Personal information
- Date of birth: 6 November 1995 (age 30)
- Place of birth: Baar, Switzerland
- Height: 1.85 m (6 ft 1 in)
- Position: Midfielder

Team information
- Current team: FC 08 Homburg
- Number: 6

Youth career
- SC Kriens
- 0000–2013: Zürich

Senior career*
- Years: Team / Apps / (Gls)
- 2013–2014: Zürich II / 3 / (0)
- 2014: → Zug 94 (loan) / 8 / (2)
- 2014–2015: Zug 94 / 23 / (7)
- 2015–2016: 1860 Munich II / 33 / (5)
- 2016–2017: Wacker Burghausen / 18 / (0)
- 2017: 1860 Munich II / 9 / (2)
- 2017–2018: 1860 Munich / 19 / (1)
- 2019: 1. FC Schweinfurt / 12 / (1)
- 2019–2021: SV Meppen / 42 / (0)
- 2021–2023: SpVgg Bayreuth / 45 / (3)
- 2023: SKU Amstetten / 4 / (0)
- 2024–2026: SpVgg Bayreuth / 45 / (5)
- 2026–: FC 08 Homburg / 8 / (0)

International career
- 2013: Switzerland U18 / 1 / (0)

= Nicolas Andermatt =

Swiss footballer (born 1995)

Nicolas Andermatt (born 6 November 1995) is a Swiss professional footballer who plays as a midfielder for FC 08 Homburg.

==Club career==
Andermatt made his professional debut for SV Meppen in the 3. Liga on 31 July 2019, coming on as a substitute in the 69th minute for Max Kremer in the 4–2 away win against Chemnitzer FC.

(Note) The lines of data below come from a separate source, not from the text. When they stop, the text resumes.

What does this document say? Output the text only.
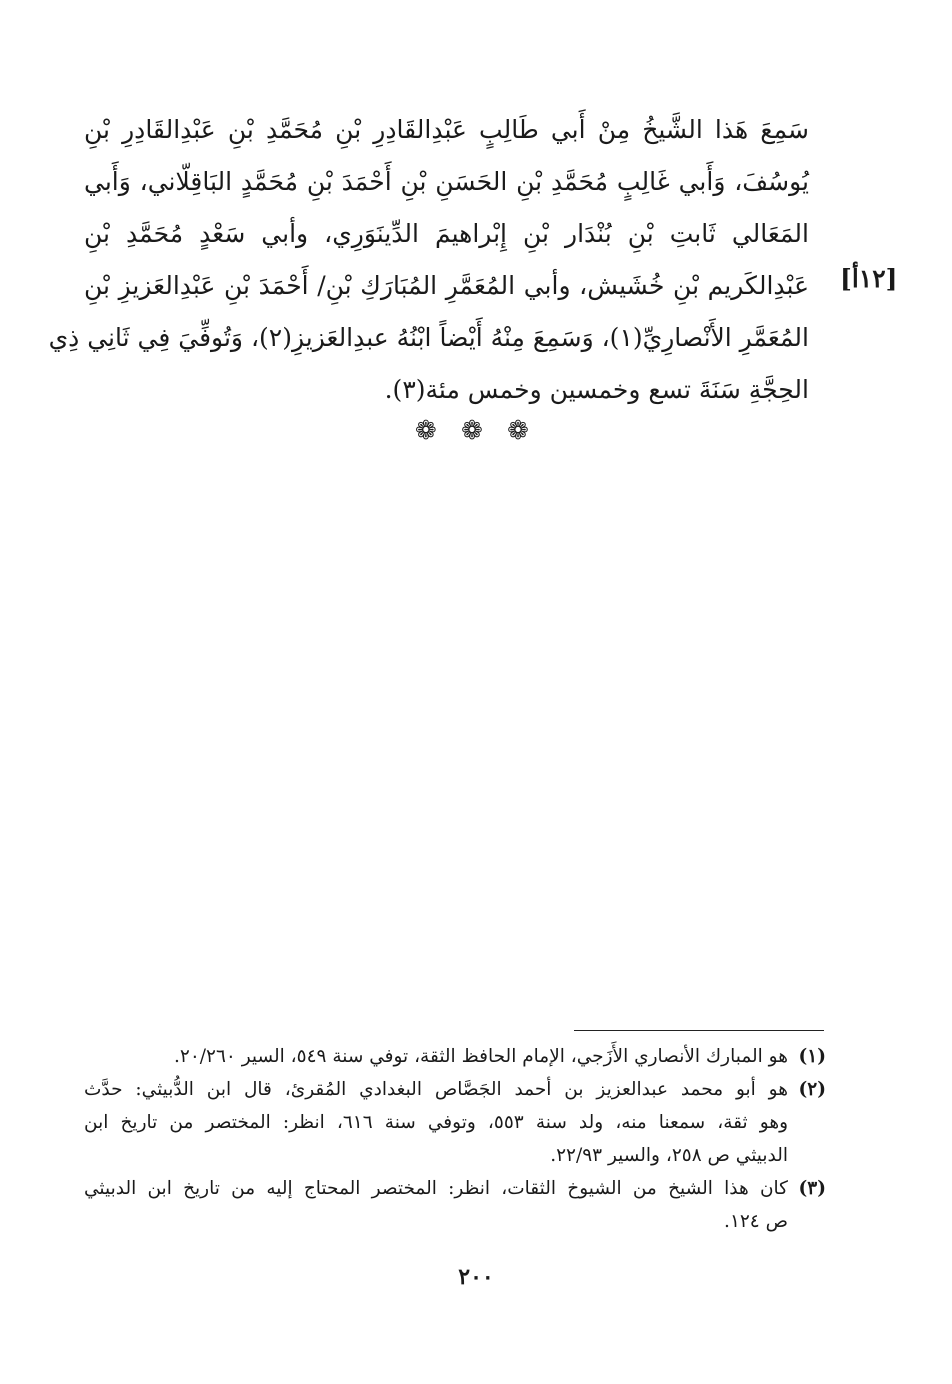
سَمِعَ هَذا الشَّيخُ مِنْ أَبي طَالِبٍ عَبْدِالقَادِرِ بْنِ مُحَمَّدِ بْنِ عَبْدِالقَادِرِ بْنِ
يُوسُفَ، وَأَبي غَالِبٍ مُحَمَّدِ بْنِ الحَسَنِ بْنِ أَحْمَدَ بْنِ مُحَمَّدٍ البَاقِلّاني، وَأَبي
المَعَالي ثَابتِ بْنِ بُنْدَار بْنِ إِبْراهيمَ الدِّينَوَرِي، وأبي سَعْدٍ مُحَمَّدِ بْنِ
عَبْدِالكَريم بْنِ خُشَيش، وأبي المُعَمَّرِ المُبَارَكِ بْنِ/ أَحْمَدَ بْنِ عَبْدِالعَزيزِ بْنِ
المُعَمَّرِ الأَنْصارِيِّ(١)، وَسَمِعَ مِنْهُ أَيْضاً ابْنُهُ عبدِالعَزيزِ(٢)، وَتُوفِّيَ فِي ثَانِي ذِي
الحِجَّةِ سَنَةَ تسع وخمسين وخمس مئة(٣).
[١٢أ]
❁ ❁ ❁
(١)
هو المبارك الأنصاري الأَزَجي، الإمام الحافظ الثقة، توفي سنة ٥٤٩، السير ٢٠/٢٦٠.
(٢)
هو أبو محمد عبدالعزيز بن أحمد الجَصَّاص البغدادي المُقرئ، قال ابن الدُّبيثي: حدَّث
وهو ثقة، سمعنا منه، ولد سنة ٥٥٣، وتوفي سنة ٦١٦، انظر: المختصر من تاريخ ابن
الدبيثي ص ٢٥٨، والسير ٢٢/٩٣.
(٣)
كان هذا الشيخ من الشيوخ الثقات، انظر: المختصر المحتاج إليه من تاريخ ابن الدبيثي
ص ١٢٤.
٢٠٠
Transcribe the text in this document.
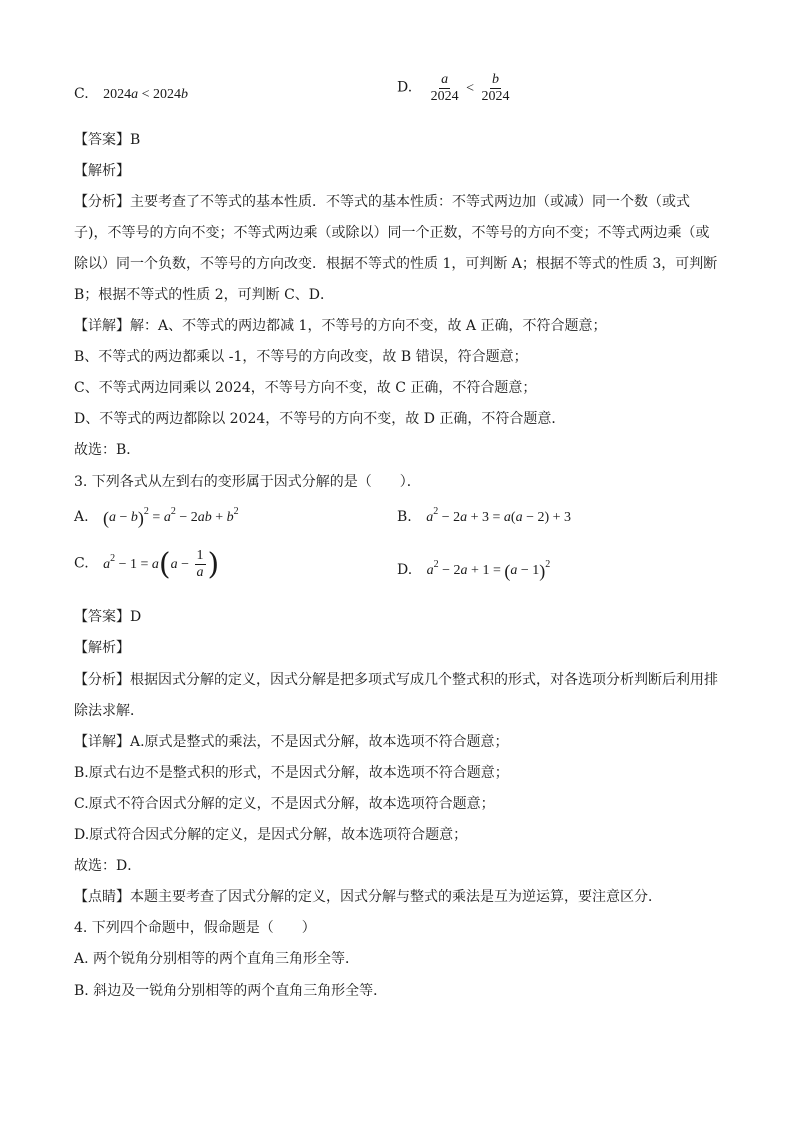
C. 2024a < 2024b	D. $\frac{a}{2024} < \frac{b}{2024}$
【答案】B
【解析】
【分析】主要考查了不等式的基本性质．不等式的基本性质：不等式两边加（或减）同一个数（或式
子)，不等号的方向不变；不等式两边乘（或除以）同一个正数，不等号的方向不变；不等式两边乘（或
除以）同一个负数，不等号的方向改变．根据不等式的性质 1，可判断 A；根据不等式的性质 3，可判断
B；根据不等式的性质 2，可判断 C、D．
【详解】解：A、不等式的两边都减 1，不等号的方向不变，故 A 正确，不符合题意；
B、不等式的两边都乘以 -1，不等号的方向改变，故 B 错误，符合题意；
C、不等式两边同乘以 2024，不等号方向不变，故 C 正确，不符合题意；
D、不等式的两边都除以 2024，不等号的方向不变，故 D 正确，不符合题意．
故选：B．
3. 下列各式从左到右的变形属于因式分解的是（　　）．
A. $(a - b)^2 = a^2 - 2ab + b^2$	B. $a^2 - 2a + 3 = a(a - 2) + 3$
C. $a^2 - 1 = a(a - \frac{1}{a}$ )	D. $a^2 - 2a + 1 = (a - 1)^2$
【答案】D
【解析】
【分析】根据因式分解的定义，因式分解是把多项式写成几个整式积的形式，对各选项分析判断后利用排
除法求解．
【详解】A.原式是整式的乘法，不是因式分解，故本选项不符合题意；
B.原式右边不是整式积的形式，不是因式分解，故本选项不符合题意；
C.原式不符合因式分解的定义，不是因式分解，故本选项符合题意；
D.原式符合因式分解的定义，是因式分解，故本选项符合题意；
故选：D．
【点睛】本题主要考查了因式分解的定义，因式分解与整式的乘法是互为逆运算，要注意区分．
4. 下列四个命题中，假命题是（　　）
A. 两个锐角分别相等的两个直角三角形全等．
B. 斜边及一锐角分别相等的两个直角三角形全等．
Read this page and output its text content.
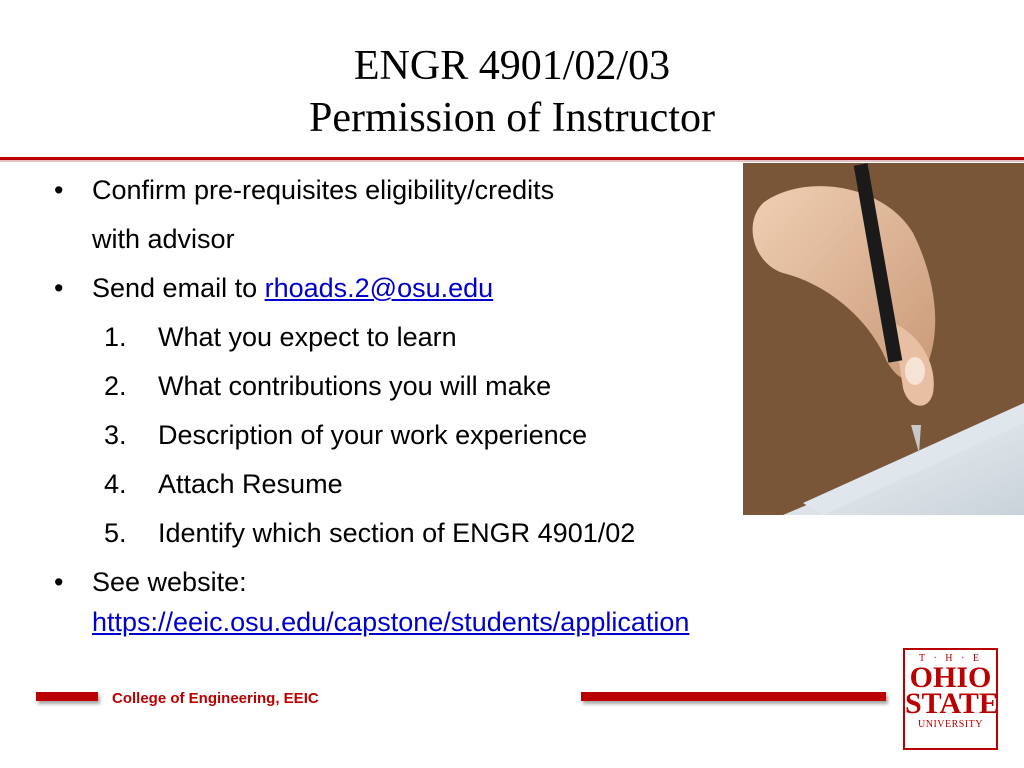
ENGR 4901/02/03
Permission of Instructor
• Confirm pre-requisites eligibility/credits
with advisor
• Send email to rhoads.2@osu.edu
1. What you expect to learn
2. What contributions you will make
3. Description of your work experience
4. Attach Resume
5. Identify which section of ENGR 4901/02
• See website:
https://eeic.osu.edu/capstone/students/application
College of Engineering, EEIC
T · H · E
OHIO
STATE
UNIVERSITY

In October 2023, Andermatt signed for Austrian 2. Liga club SKU Amstetten.

==International career==
Andermatt made one appearance for the Switzerland under-18 national team, featuring as a substitute in a 3–1 win against Slovenia on 17 April 2013.

==Personal life==
Andermatt's father, Martin, is a former Swiss international footballer and current manager.